Les violences sexistes et sexuelles concernent tous les milieux, et le monde de la culture n'est pas épargné. Dans l'Hexagone, c'est d'ailleurs une véritable tempête qui a débuté dans le milieu du cinéma, avec l'actrice Judith Godrèche qui a dénoncé l'omerta qui y fait loi. Et si de plus en plus d'artistes françaises commencent à élever la voix pour dénoncer des violences aussi banalisées que tues, à La Réunion, le silence est toujours roi. L'insularité mais aussi l'entre-soi qui règne au sein du milieu culturel réduisent le plus souvent les victimes au silence, et oser parler riment souvent avec rejet du milieu (Photo : sly/www.imazpress.com)
Depuis le mois de septembre 2023, le Mouvman FH+ s'attèle à tenter de quantifier ces violences au sein des milieux artistiques de l'île, alors qu'aucun chiffre au niveau départemental n'existe pour l'heure.
Un travail difficile, alors que les victimes font le plus souvent le choix du silence, dans un milieu où l'omerta est légion.
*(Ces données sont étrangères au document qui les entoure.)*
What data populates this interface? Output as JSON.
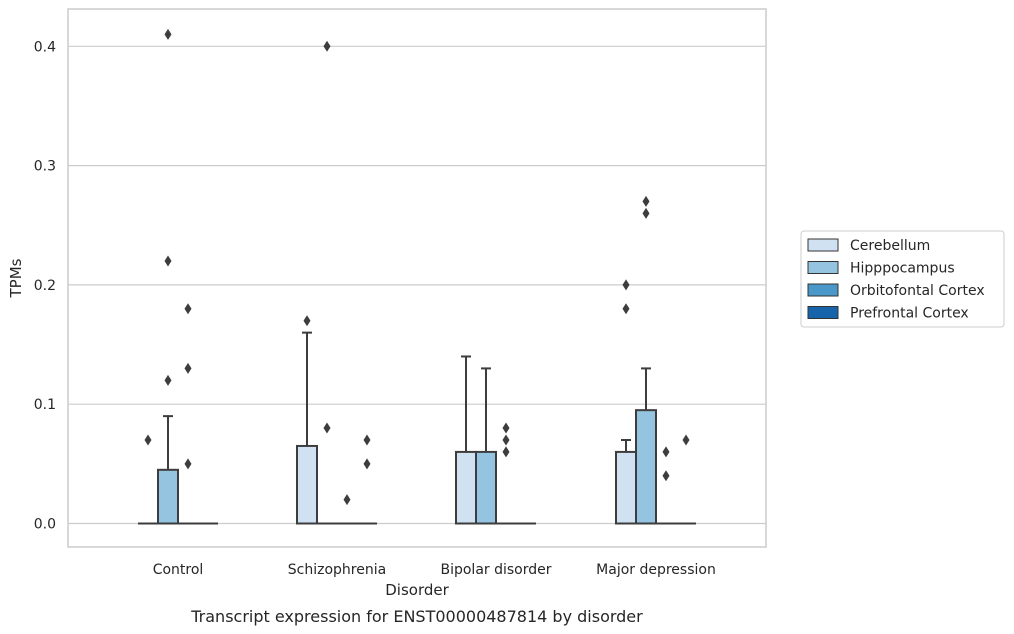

Peur de ne pas être crues, impact sur la carrière, milieu où chacun se connait : les raisons de ces silences sont nombreuses. Et les conséquences lorsque certaines victimes osent parler peuvent être dramatiques.
"La communauté artistique est petite, et est tenue par des gens qui ont du pouvoir qui peuvent effacer une carrière et une vie" dénonce la comédienne Délixia Perrine, militante et soutien du Mouvman FH+
Dans un milieu où tout le monde se connait, la libération de la parole est extrêmement difficile. "Sur la centaine de réponses que nous avons reçu à notre enquête flash, beaucoup n'osent pas dénoncer par peur d'être ostracisées" abonde Sandrine Ebrard, co-présidente du Mouvman FH+.
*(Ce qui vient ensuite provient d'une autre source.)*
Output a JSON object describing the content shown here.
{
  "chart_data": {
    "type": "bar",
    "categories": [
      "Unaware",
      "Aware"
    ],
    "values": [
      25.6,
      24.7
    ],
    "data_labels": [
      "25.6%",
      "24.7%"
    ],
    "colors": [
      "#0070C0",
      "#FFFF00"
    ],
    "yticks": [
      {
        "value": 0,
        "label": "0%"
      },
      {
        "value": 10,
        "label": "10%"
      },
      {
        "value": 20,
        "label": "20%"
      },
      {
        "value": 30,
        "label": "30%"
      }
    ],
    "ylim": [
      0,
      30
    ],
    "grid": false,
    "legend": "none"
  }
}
Des témoignages, le Mouvman FH+ en a reçu une centaine : harcèlement moral ou physique, agressions, viols…Avec des noms récurrents, qu'Imaz Press Réunion n'est aujourd'hui pas en position de révéler, faute de plaintes officielles.
"Je n'ai personnellement pas attaqué en justice après avoir subi des violences psychologiques, parce qu'on m'a fait comprendre qu'on m'attaquerait en diffamation si je parlais" témoigne-t-elle. "Je pense que c'est la raison principale pour laquelle je n'ai pas porté plainte à l'époque."
"J'avais commencé à en parler autour de moi, pour trouver de l'aide, sortir du sentiment d'incompréhension et de solitude, mais on m'a vite fait comprendre qu'il fallait que j'arrête pour ne pas être mise à l'écart du milieu. Ça m'a pris un petit temps pour me remettre de cette expérience, mais ça m'a aussi permis de mieux comprendre les mécanismes de ces violences" se rappelle-t-elle.
L'atmosphère particulière dans laquelle les artistes travaillent peut parfois aussi créer des difficultés à déceler les violences. "Il y a moins de cadre : un directeur de casting qui veut rencontrer des jeunes gens et qui donne rendez-vous dans un hôtel, cela ne va choquer personne, ce qui n'arrive pas dans les autres secteurs. C'est très rare de se rencontrer dans un bureau" souligne Perrine Delixia.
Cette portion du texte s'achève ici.